Froomkin's piece on the McClellan book last week offers a more useful perspective:
But when, time and again, the "lack of candor" conveniently furthers political goals, how are we not to conclude that it is, well, pretty much the same thing as lying?

Consider the way McClellan describes Bush in one particularly seminal case study. Recalling a conversation he overheard between Bush and a supporter in the 2000 race, when questions were being raised about Bush's possible cocaine use as a young man, McClellan quotes Bush as saying: "You know, the truth is I honestly don't remember whether I tried it or not. We had some pretty wild parties back in the day, and I just don't remember."

McClellan notes the absurdity of such a statement, then writes: "I know Bush, and I know he genuinely believes what he says. He isn't the kind of person to flat-out lie, particularly when speaking in private to a supporter or friend. So I think he meant what he said in that conversation about cocaine. It's the first time when I felt I was witnessing Bush convincing himself to believe something that probably was not true and that, deep down, he knew was not true. And his reason for doing so is fairly obvious: political convenience....
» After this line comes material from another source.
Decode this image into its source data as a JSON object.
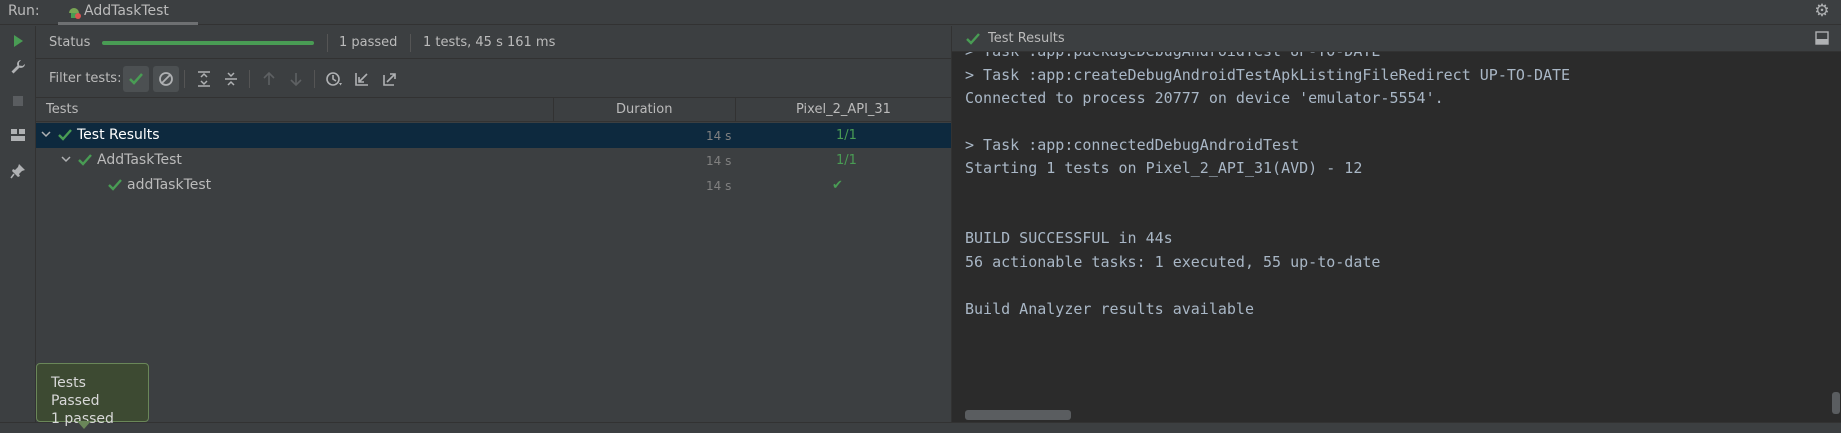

"In the years to come, as I worked closely with President Bush, I would come to believe that sometimes he convinces himself to believe what suits his needs at the moment....[emphasis added]
And of course, that isn't 'lying'--that is, it doesn't meet the narrow definition of 'lying' advanced by the wingnuts (and Fred Hiatt).

Which is why I argue that there is no useful moral distinction between a) willful ignorance, b) self-deception, and c) the deliberate and conscious deception of others. Any given statement by Bush at any given point could be any of the three (or a combination thereof), but there's no percentage in parsing out the difference. When the result is the same, 'intent' doesn't really matter.



1I had to OCR the .pdf, as it was provided in a no-text-information format.